I clasped my hand over my heart and knelt between the bed and the television and rolled onto the floor and cried out to God a lamenting demand that he would come and save me from the sorrow that, for the immensity of it, I could only attribute to him in the first place. I didn't want to learn whatever it was he wanted to teach me. I cried out to him an angry petition for rescue. I doubted him and needed him at the same time. God seemed to me, in that moment, a cruel father burning a scar into my skin with his cigarette. And yet I knew he was the only one with the power to make the pain go away.
mmmmmmmm. Ever been there? I know a few of you have. I won't give it away, but Miller gives a keen insight on suffering I don't believe I've ever heard or considered. I assure you: it's much more than a cruel father burning a scar into your skin with a cigarette. It was so incisive that it made James 1:2 make actual sense for the first time in my life.
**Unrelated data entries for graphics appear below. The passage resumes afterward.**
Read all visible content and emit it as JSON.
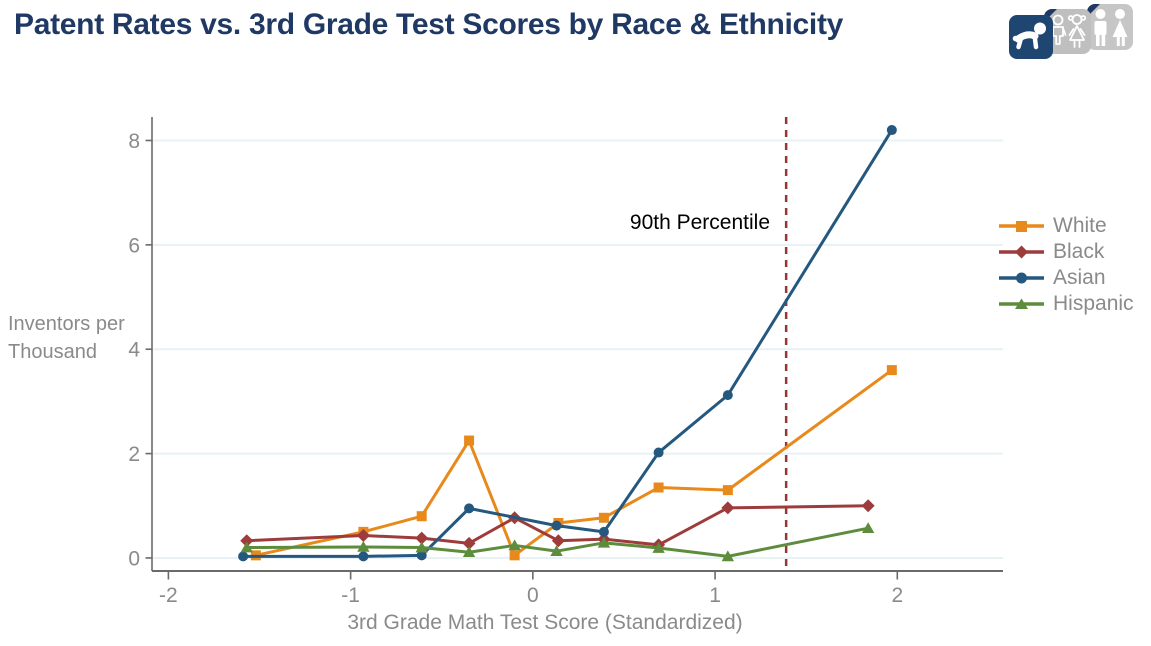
{
  "header": {
    "title": "Patent Rates vs. 3rd Grade Test Scores by Race & Ethnicity",
    "icon_cards": [
      {
        "name": "baby-card",
        "theme": "navy"
      },
      {
        "name": "children-card",
        "theme": "gray"
      },
      {
        "name": "adults-card",
        "theme": "gray"
      }
    ]
  },
  "colors": {
    "title": "#1F3864",
    "axis_line": "#6A6A6A",
    "tick_text": "#8A8A8A",
    "gridline": "#E8F1F3",
    "annotation_line": "#953735",
    "card_navy": "#1F4571",
    "card_gray": "#C2C2C2"
  },
  "chart_data": {
    "type": "line",
    "title": "Patent Rates vs. 3rd Grade Test Scores by Race & Ethnicity",
    "xlabel": "3rd Grade Math Test Score (Standardized)",
    "ylabel": "Inventors per Thousand",
    "ylabel_lines": [
      "Inventors per",
      "Thousand"
    ],
    "xlim": [
      -2.09,
      2.58
    ],
    "ylim": [
      -0.25,
      8.45
    ],
    "xticks": [
      -2,
      -1,
      0,
      1,
      2
    ],
    "yticks": [
      0,
      2,
      4,
      6,
      8
    ],
    "grid": "horizontal",
    "legend_position": "right",
    "annotation": {
      "label": "90th Percentile",
      "x": 1.39,
      "style": "dashed",
      "color": "#953735"
    },
    "series": [
      {
        "name": "White",
        "color": "#E8891C",
        "marker": "square",
        "points": [
          [
            -1.52,
            0.05
          ],
          [
            -0.93,
            0.5
          ],
          [
            -0.61,
            0.8
          ],
          [
            -0.35,
            2.25
          ],
          [
            -0.1,
            0.05
          ],
          [
            0.14,
            0.67
          ],
          [
            0.39,
            0.77
          ],
          [
            0.69,
            1.35
          ],
          [
            1.07,
            1.3
          ],
          [
            1.97,
            3.6
          ]
        ]
      },
      {
        "name": "Black",
        "color": "#9E3C3C",
        "marker": "diamond",
        "points": [
          [
            -1.57,
            0.33
          ],
          [
            -0.93,
            0.43
          ],
          [
            -0.61,
            0.38
          ],
          [
            -0.35,
            0.28
          ],
          [
            -0.1,
            0.77
          ],
          [
            0.14,
            0.33
          ],
          [
            0.39,
            0.36
          ],
          [
            0.69,
            0.25
          ],
          [
            1.07,
            0.96
          ],
          [
            1.84,
            1.0
          ]
        ]
      },
      {
        "name": "Asian",
        "color": "#24587F",
        "marker": "circle",
        "points": [
          [
            -1.59,
            0.03
          ],
          [
            -0.93,
            0.03
          ],
          [
            -0.61,
            0.05
          ],
          [
            -0.35,
            0.95
          ],
          [
            0.13,
            0.62
          ],
          [
            0.39,
            0.5
          ],
          [
            0.69,
            2.02
          ],
          [
            1.07,
            3.12
          ],
          [
            1.97,
            8.2
          ]
        ]
      },
      {
        "name": "Hispanic",
        "color": "#5E8C3D",
        "marker": "triangle",
        "points": [
          [
            -1.57,
            0.2
          ],
          [
            -0.93,
            0.21
          ],
          [
            -0.61,
            0.2
          ],
          [
            -0.35,
            0.11
          ],
          [
            -0.1,
            0.24
          ],
          [
            0.13,
            0.13
          ],
          [
            0.39,
            0.29
          ],
          [
            0.69,
            0.19
          ],
          [
            1.07,
            0.03
          ],
          [
            1.84,
            0.57
          ]
        ]
      }
    ]
  }
}
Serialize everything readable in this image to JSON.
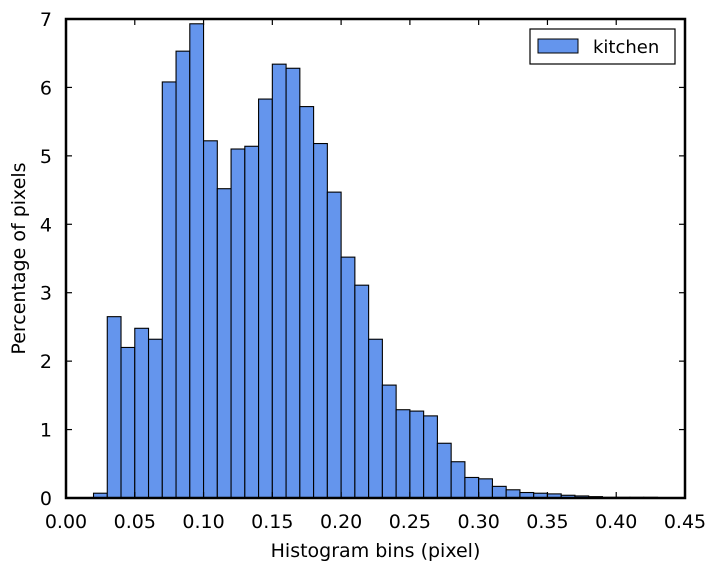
{
  "chart_data": {
    "type": "bar",
    "title": "",
    "xlabel": "Histogram bins (pixel)",
    "ylabel": "Percentage of pixels",
    "xlim": [
      0.0,
      0.45
    ],
    "ylim": [
      0,
      7
    ],
    "bin_width": 0.01,
    "bar_color": "#6495ED",
    "grid": false,
    "legend_position": "top-right",
    "x_ticks": [
      "0.00",
      "0.05",
      "0.10",
      "0.15",
      "0.20",
      "0.25",
      "0.30",
      "0.35",
      "0.40",
      "0.45"
    ],
    "y_ticks": [
      "0",
      "1",
      "2",
      "3",
      "4",
      "5",
      "6",
      "7"
    ],
    "series": [
      {
        "name": "kitchen",
        "bin_starts": [
          0.02,
          0.03,
          0.04,
          0.05,
          0.06,
          0.07,
          0.08,
          0.09,
          0.1,
          0.11,
          0.12,
          0.13,
          0.14,
          0.15,
          0.16,
          0.17,
          0.18,
          0.19,
          0.2,
          0.21,
          0.22,
          0.23,
          0.24,
          0.25,
          0.26,
          0.27,
          0.28,
          0.29,
          0.3,
          0.31,
          0.32,
          0.33,
          0.34,
          0.35,
          0.36,
          0.37,
          0.38,
          0.39,
          0.4,
          0.41,
          0.42
        ],
        "values": [
          0.07,
          2.65,
          2.2,
          2.48,
          2.32,
          6.08,
          6.53,
          6.93,
          5.22,
          4.52,
          5.1,
          5.14,
          5.83,
          6.34,
          6.28,
          5.72,
          5.18,
          4.47,
          3.52,
          3.11,
          2.32,
          1.65,
          1.29,
          1.27,
          1.2,
          0.8,
          0.53,
          0.3,
          0.28,
          0.17,
          0.12,
          0.08,
          0.07,
          0.06,
          0.04,
          0.03,
          0.02,
          0.01,
          0.01,
          0.01,
          0.01
        ]
      }
    ]
  }
}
But it's not just about human suffering. If I were to sum it up, what Miller is trying to accomplish with the book is to make you bored of being bored. And I liked it. I think a lot of you blog readers would like it, too. Check it out.
1 comment:
Phillip, I loved that book, I think it might have been better than Blue Like Jazz. I think that Donald Miller might have sparked a new trend with his whole "live a better story."